Old French Fairytales, illustrated by Virginia Frances Sterrett (1920)

In 1920, at the tender age of 19, Chicago-born artist Virginia Frances Sterrett received her first commission from The Penn Publishing Company to illustrate Old French Fairy Tales — a collection of works from the nineteenth-century French author, Comtesse de Ségur (Sophie Fedorovna Rostopchine). Shortly after completing the work Sterrett was diagnosed with tuberculosis. She would manage a few other commissions, including illustrations for Nathaniel Hawthorne's Tanglewood Tales the following year, and for a 1928 edition of Arabian Nights, but her failing health meant she could only work in short bursts. She eventually passed away in 1931, at the age of 30.
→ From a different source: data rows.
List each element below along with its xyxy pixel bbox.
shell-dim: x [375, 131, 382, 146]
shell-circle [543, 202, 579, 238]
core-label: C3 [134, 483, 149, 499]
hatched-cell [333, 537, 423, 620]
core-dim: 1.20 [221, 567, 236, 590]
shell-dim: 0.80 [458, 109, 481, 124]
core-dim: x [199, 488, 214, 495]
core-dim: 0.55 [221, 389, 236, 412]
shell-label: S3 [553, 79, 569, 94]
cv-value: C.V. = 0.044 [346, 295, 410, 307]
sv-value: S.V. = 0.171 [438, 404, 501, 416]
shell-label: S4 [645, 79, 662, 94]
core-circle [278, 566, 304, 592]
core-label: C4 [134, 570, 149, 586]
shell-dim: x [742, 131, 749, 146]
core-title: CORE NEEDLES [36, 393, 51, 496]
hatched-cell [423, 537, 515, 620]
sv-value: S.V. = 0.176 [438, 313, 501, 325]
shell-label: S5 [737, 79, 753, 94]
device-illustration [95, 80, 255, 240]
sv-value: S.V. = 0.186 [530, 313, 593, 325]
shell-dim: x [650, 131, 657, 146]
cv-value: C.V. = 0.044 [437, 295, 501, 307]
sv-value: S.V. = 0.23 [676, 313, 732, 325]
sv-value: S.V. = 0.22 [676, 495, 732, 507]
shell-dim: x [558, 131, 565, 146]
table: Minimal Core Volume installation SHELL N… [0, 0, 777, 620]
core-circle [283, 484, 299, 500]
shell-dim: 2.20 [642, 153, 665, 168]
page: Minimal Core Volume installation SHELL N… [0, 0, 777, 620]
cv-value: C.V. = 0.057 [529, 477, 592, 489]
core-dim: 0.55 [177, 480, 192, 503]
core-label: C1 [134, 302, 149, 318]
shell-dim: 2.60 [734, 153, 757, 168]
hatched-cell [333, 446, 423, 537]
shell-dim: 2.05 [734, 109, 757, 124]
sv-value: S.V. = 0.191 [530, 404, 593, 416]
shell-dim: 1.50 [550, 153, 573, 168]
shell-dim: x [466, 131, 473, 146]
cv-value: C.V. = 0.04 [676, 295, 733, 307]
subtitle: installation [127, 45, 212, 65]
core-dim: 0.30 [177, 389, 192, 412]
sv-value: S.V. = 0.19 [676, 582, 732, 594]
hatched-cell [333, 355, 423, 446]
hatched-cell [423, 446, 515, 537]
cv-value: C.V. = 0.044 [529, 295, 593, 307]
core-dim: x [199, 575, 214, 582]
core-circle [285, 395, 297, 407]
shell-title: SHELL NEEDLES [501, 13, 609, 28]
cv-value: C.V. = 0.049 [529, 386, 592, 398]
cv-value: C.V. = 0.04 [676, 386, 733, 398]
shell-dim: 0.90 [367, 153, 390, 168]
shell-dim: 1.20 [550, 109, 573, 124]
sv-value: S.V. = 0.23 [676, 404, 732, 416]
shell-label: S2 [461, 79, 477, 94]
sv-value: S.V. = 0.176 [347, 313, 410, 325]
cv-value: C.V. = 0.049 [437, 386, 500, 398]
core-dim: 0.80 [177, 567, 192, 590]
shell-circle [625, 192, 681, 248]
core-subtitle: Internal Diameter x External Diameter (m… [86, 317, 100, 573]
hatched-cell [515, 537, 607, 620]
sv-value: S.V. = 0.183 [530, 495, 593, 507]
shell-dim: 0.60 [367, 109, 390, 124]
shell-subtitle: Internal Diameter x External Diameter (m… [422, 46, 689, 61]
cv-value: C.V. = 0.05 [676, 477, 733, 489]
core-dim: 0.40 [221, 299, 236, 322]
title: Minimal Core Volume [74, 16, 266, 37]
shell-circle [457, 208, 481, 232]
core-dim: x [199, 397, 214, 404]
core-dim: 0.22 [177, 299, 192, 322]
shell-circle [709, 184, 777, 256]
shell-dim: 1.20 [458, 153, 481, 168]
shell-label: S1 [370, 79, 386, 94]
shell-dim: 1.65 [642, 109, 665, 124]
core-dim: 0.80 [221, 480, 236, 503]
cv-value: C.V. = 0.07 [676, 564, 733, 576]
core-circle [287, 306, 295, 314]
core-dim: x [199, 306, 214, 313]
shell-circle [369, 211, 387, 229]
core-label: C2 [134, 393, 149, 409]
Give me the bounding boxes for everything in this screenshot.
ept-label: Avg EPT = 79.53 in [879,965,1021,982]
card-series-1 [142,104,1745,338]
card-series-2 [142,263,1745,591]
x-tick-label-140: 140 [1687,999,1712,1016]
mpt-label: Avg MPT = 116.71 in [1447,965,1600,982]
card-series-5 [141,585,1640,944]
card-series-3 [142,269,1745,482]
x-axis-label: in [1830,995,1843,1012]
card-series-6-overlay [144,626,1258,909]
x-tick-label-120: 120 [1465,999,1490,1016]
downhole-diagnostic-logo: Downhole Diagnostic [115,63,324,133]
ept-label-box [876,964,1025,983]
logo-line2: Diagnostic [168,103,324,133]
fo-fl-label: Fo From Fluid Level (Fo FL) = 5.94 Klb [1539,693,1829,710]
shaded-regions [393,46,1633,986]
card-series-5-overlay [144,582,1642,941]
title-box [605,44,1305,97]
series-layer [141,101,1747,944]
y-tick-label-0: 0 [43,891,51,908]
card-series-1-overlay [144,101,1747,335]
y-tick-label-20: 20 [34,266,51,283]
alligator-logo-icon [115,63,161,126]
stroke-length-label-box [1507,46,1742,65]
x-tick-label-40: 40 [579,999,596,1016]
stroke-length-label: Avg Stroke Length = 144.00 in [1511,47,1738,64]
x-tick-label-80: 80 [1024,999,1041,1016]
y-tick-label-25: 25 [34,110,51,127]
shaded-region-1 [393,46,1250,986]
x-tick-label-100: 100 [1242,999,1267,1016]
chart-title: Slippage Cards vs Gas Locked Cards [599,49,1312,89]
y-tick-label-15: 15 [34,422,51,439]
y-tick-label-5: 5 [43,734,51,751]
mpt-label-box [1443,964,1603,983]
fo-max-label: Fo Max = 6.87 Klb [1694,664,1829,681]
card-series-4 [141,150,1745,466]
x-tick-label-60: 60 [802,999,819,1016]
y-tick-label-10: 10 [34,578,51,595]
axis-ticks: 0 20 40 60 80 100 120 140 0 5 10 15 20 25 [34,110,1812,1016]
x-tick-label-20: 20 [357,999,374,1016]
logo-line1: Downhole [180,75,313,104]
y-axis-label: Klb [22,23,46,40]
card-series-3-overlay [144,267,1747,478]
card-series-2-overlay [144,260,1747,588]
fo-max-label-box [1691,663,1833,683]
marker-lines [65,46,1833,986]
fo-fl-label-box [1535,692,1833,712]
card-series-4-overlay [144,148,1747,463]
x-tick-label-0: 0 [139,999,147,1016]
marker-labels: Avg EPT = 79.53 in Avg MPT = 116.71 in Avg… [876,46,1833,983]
Upon her death the St Louis Post-Dispatch paid this tribute to her life and work:

Her achievement was beauty, a delicate, fantastic beauty, created with brush and pencil. Almost unschooled in art, her life spent in prosaic places of the West and Middle West, she made pictures of haunting loveliness, suggesting Oriental lands she never saw and magical realms no one ever knew except in the dreams of childhood ...

Perhaps it was the hardships of her own life that gave the young artist's work its fanciful quality. In the imaginative scenes she set down on paper she must have escaped from the harsh actualities of existence.